Nobody had ever tried using the device for lunar samples before. The researchers encourage other cosmo-chemists to try it out.
Ms Greer said:
"It is great for comprehensively characterizing small volumes of precious samples."
"We have these really exciting missions like Hayabusa2 and OSIRIS-REx returning to Earth soon - uncrewed spacecrafts collecting tiny pieces of asteroids."
"This is a technique that should definitely be applied to what they bring back because it uses so little material but provides so much information."
Studying soil from the moon's surface gives scientists insight into an important force within the solar system - space weathering.
Space is a harsh environment with tiny meteorites, streams of particles coming off the Sun and radiation in the form of solar and cosmic rays.
While Earth's atmosphere protects us, other bodies like the Moon and asteroids don't have atmospheres.
NASA/Artemis
As a result, the soil on the Moon's surface has undergone changes caused by space weathering, making it fundamentally different from the satellite's interior rock.
Ms Greer said:
"It is kind of like a chocolate-dipped ice cream cone - the outer surface does not match what is inside."
Her nano-sized tip also means her original grain of moon dust is still available for future experiments.
Future generations of scientists can make new discoveries and predictions from the same precious sample.
Prof Heck said:
"Fifty years ago, no one anticipated someone would ever analyze a sample with this technique, and only using a tiny bit of one grain."
"Thousands of such grains could be on the glove of an astronaut, and it would be sufficient material for a big study."
Lunar dust is fine, like a powder, but it cuts like glass.
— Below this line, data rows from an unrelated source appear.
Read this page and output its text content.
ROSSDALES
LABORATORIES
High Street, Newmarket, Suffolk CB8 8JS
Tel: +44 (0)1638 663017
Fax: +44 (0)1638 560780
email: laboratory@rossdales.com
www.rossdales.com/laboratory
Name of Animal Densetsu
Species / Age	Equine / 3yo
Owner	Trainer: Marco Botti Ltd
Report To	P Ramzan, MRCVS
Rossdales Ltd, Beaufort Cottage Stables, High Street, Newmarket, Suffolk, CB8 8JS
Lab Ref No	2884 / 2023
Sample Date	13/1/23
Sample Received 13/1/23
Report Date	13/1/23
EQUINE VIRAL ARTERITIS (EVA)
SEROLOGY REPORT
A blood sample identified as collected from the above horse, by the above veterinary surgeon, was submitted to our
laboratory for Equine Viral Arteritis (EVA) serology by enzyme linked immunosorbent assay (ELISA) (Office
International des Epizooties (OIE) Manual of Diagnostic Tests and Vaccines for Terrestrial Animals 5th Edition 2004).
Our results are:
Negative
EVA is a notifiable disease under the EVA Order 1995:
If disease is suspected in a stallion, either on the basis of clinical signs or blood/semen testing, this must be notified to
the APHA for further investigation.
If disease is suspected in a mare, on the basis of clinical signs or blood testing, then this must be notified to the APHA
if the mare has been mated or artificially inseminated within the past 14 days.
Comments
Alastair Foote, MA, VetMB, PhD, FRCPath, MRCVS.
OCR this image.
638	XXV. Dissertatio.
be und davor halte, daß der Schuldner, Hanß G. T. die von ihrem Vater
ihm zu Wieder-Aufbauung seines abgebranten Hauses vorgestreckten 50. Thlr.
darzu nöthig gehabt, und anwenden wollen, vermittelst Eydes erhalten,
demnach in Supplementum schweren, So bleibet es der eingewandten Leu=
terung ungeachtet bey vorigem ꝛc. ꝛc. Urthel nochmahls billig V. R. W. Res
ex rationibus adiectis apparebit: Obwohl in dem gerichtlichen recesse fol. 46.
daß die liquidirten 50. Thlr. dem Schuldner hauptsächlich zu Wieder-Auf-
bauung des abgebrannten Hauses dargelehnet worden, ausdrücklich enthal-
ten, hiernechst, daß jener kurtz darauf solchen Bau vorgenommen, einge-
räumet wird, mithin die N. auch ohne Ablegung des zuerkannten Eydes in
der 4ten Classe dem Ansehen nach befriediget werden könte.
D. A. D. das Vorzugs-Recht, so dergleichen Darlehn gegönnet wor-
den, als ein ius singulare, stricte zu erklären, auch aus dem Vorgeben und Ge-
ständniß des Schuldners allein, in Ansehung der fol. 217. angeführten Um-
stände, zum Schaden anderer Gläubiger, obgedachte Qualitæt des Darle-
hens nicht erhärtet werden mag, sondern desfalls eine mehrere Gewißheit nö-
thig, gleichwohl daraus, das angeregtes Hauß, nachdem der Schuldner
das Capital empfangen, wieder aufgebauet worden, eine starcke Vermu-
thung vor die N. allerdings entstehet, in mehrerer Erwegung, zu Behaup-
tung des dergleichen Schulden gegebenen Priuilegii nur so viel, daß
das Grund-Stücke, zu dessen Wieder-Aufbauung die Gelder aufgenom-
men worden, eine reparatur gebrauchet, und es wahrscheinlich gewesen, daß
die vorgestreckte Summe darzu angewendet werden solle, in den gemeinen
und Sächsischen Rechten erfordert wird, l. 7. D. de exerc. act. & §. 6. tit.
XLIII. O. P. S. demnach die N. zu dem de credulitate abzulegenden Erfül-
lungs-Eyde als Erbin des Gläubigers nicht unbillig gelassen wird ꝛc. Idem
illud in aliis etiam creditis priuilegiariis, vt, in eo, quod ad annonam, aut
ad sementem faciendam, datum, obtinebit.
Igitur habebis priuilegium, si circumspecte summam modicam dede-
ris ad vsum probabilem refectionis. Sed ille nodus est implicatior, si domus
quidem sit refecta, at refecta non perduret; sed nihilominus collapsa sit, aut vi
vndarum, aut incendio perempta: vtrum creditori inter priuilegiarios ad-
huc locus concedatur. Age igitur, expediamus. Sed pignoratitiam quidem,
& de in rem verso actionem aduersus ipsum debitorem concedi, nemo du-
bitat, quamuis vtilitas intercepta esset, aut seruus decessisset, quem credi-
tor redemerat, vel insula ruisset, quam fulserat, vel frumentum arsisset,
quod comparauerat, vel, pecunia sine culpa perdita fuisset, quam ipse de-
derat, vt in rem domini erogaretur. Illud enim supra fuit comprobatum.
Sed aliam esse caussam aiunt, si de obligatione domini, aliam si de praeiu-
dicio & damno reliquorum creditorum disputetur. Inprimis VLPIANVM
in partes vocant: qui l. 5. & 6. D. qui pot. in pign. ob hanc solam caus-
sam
It is formed when meteoroids crash on the moon's surface, heating and pulverizing rocks and dirt, which contain silica and metals such as iron.
Since there is no wind or water to smooth rough edges, the tiny grains are sharp and jagged, and cling to nearly everything.
Added Ms Greer:
"It is important to understand these materials in the lab so we understand what we're seeing when we look through a telescope."
"Because of something like this, we understand what the environment is like on the Moon."
"It goes way beyond what astronauts are able to tell us as they walk on the Moon. This little grain preserves millions of years of history."
NASA was so impressed it is funding the team for the next three years to study different types of lunar dust with APT to quantify its water content and investigate other aspects of space weathering.